Jusqu’à présent, on ne comprenait pas bien comment ces enzymes interagissent pour modifier les protéines naissantes au niveau du ribosome, ni comment leur activité est régulée et coordonnée. Aujourd’hui, une équipe internationale de chercheurs du Caltech, de l’Université de Constance et de l’ETH Zurich a élucidé le mécanisme moléculaire complexe de deux modifications protéiques consécutives qui affectent environ 40 % de toutes les protéines des mammifères. Il s’avère que la star du spectacle, une sorte de centre de contrôle moléculaire, est un complexe protéique chaperon relativement petit appelé NAC (nascent polypeptide-associated complex).
Sans NAC, toutes sortes de réponses au stress sont déclenchées, provoquant un mauvais repliement des protéines ou leur envoi aux mauvais endroits du corps.
« Le chaperon essentiel NAC a été impliqué ou impliqué dans une myriade de processus. Il a été difficile de comprendre pourquoi un seul petit complexe protéique qui semble très simple aurait un impact sur tous ces différents processus », explique Shu-ou Shan, professeur de chimie Altair à Caltech, directeur exécutif de la biochimie et de la biophysique moléculaire et auteur correspondant d’un nouvel article décrivant les travaux.

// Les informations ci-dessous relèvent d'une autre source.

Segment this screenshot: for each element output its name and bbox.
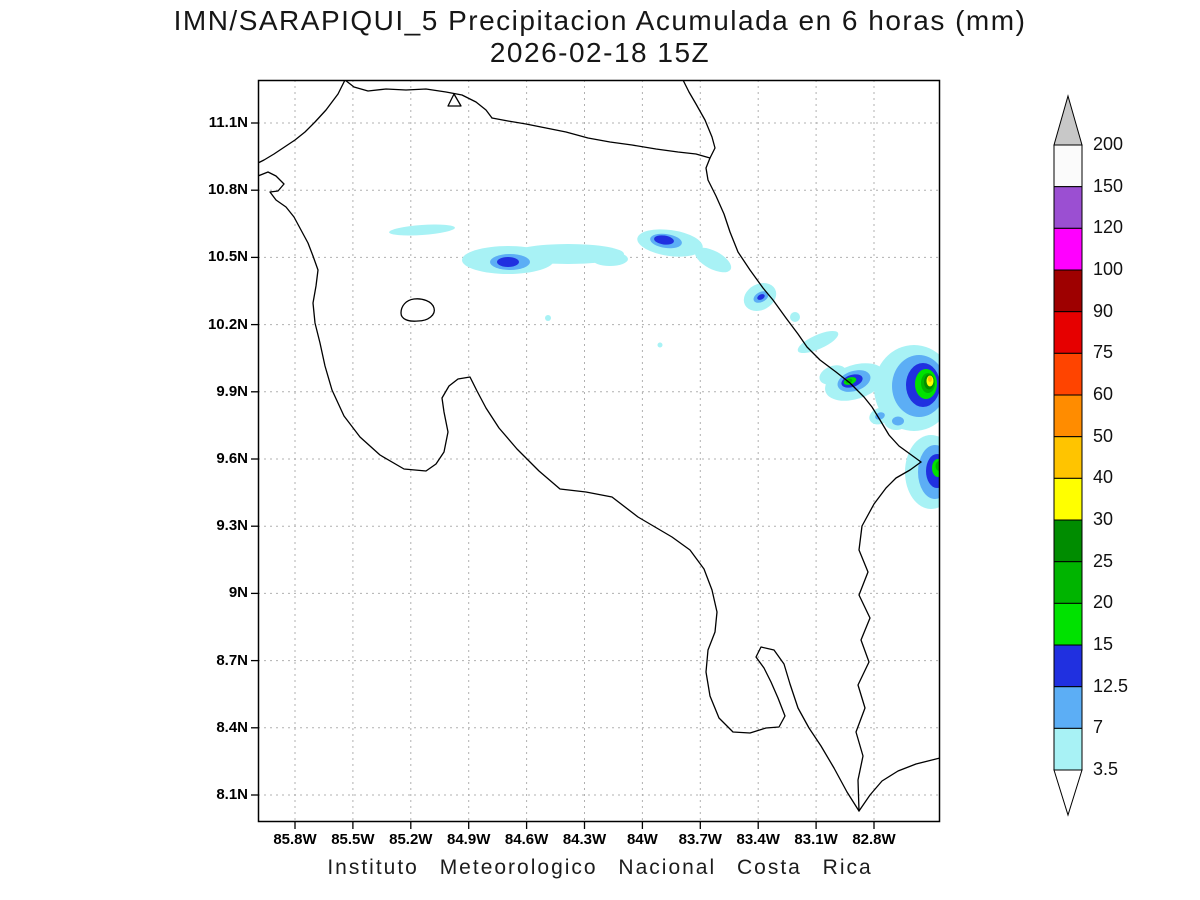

« Mais nous commençons maintenant à voir l’image complète de la NAC en tant que régulateur principal d’ordre supérieur de la production de protéines dans la cellule. Il est devenu clair que le travail de la NAC est de recruter divers facteurs de biogenèse dans le ribosome et de les associer aux protéines naissantes appropriées qui sont en cours de synthèse. »
Les résultats sont publiés dans la revue Nature.
Essentiel au fonctionnement normal des cellules
Dans le nouvel article, les chercheurs se concentrent sur deux modifications orchestrées par la NAC : la suppression du premier acide aminé, la méthionine, de la protéine en croissance, suivie de la fixation de ce qu’on appelle un groupe acétyle à l’extrémité restante.
Ces deux processus se déroulent à la sortie du tunnel ribosomique, c’est-à-dire à l’endroit où les protéines quittent le ribosome sous forme de chaîne croissante d’acides aminés lors de la synthèse. Ces modifications sont essentielles pour la majorité de nos protéines, car elles influencent de multiples propriétés des protéines, telles que leur repliement tridimensionnel, leur durée de vie ou leur interaction avec d’autres protéines, et donc le bon fonctionnement des protéines.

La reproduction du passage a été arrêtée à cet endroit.